Die Schulstation ist eine Anlaufstelle und unterstützende Hilfestellung am Ort „Schule“, die aus der Sozialen Arbeit entstand. Sie unterstützt die Kinder an der Schule, wenn sie in einer persönlichen, familiären und/oder schulischen Situation Hilfe suchen. Die Schulsozialarbeiterin unterstützt die Lehrkräfte beim Umgang mit Konflikten in der Klasse und versucht, verhaltensauffällige Kinder im Schulalltag wieder einzugliedern.
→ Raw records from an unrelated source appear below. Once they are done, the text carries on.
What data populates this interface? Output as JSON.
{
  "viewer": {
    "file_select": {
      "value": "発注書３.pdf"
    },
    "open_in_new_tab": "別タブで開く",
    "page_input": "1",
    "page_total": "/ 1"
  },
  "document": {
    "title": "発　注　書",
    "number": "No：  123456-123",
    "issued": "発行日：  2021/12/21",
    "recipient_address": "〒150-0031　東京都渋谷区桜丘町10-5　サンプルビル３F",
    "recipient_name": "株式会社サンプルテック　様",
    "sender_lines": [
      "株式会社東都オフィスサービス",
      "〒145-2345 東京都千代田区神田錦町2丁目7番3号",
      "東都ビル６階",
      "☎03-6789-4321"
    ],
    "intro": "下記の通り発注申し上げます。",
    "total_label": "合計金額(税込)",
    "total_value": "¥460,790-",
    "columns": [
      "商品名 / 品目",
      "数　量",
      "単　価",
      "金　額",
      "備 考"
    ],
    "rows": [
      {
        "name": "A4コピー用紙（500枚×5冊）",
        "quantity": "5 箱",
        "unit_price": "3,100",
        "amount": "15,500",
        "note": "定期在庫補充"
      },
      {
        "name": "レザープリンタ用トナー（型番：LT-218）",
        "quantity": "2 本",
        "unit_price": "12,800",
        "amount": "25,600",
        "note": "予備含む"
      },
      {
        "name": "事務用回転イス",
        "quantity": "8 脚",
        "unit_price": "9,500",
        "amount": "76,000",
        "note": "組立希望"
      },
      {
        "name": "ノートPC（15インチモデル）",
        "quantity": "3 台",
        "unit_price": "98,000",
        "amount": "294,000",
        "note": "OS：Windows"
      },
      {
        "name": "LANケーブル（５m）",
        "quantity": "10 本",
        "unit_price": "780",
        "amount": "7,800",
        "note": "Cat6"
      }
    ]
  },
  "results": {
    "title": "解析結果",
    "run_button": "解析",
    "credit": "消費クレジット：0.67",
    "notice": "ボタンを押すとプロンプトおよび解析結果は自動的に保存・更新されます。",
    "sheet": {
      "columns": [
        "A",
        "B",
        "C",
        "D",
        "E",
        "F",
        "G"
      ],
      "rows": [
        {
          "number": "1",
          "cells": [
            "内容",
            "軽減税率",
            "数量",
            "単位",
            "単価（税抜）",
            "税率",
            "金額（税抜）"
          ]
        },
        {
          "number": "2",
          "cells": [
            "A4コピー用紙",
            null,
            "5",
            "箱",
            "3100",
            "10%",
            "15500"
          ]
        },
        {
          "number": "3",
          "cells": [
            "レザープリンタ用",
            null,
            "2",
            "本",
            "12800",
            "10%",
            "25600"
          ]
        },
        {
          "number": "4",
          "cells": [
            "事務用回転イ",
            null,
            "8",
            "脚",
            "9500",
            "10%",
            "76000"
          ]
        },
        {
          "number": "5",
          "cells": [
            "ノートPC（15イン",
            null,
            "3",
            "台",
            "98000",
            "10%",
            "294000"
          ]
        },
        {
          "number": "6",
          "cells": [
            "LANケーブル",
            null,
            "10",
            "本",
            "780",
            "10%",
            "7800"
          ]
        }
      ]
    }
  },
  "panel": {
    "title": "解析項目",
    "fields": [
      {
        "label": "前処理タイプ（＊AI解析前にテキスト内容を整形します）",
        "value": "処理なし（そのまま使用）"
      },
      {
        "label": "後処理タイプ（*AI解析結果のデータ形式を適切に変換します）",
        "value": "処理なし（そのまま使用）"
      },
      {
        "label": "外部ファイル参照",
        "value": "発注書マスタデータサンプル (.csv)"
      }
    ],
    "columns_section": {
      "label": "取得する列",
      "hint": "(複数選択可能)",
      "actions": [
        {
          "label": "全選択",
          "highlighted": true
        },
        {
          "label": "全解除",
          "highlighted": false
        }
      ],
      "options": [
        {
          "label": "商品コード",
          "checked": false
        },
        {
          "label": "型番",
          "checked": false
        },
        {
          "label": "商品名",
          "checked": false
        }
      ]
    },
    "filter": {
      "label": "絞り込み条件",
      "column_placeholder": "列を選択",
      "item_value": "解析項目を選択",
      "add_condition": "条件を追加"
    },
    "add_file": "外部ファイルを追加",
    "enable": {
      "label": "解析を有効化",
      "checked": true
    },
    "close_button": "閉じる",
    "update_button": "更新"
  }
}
Ebenso ist die allgemeine Bereitschaft der Schulsozialarbeiterin für psychologische Beratungen in vielen Themen gegeben.

Die Schulstation ist eine Schnittstelle zwischen Schule, Familie und Lebenswelt.

Auch bestehende Ängste der Eltern, sich mit ihren Problemen der Schule zu öffnen oder gegebenenfalls andere Institutionen aufzusuchen, wird wahrgenommen und versucht zu reduzieren. So kann das Kind sowohl in der Schule, als auch im eigenen Sozialraum die bestmögliche Unterstützung erhalten und altersgerecht gefördert werden.

Ziel ist es, gezielt und umfassend Probleme und Bedürfnisse zu analysieren, abzuwägen und Ressourcen gut zu analysieren, damit das Kind gut in der Schule eingebunden wird.

Der Grundsatz der Arbeit liegt hier in der Unterstützung des Einzelnen. Durch individuelle und wertschätzende Kommunikation und Achtsamkeit soll die Qualität der Beratung verbessert und demnach eine kontinuierliche Hilfe gewährleistet werden.
Methodisch orientiert sich die Schulsozialarbeit an dem Case Management, an der Sozialraumorientierung, an das Konfliktmanagement und an das Empowerment Prinzip.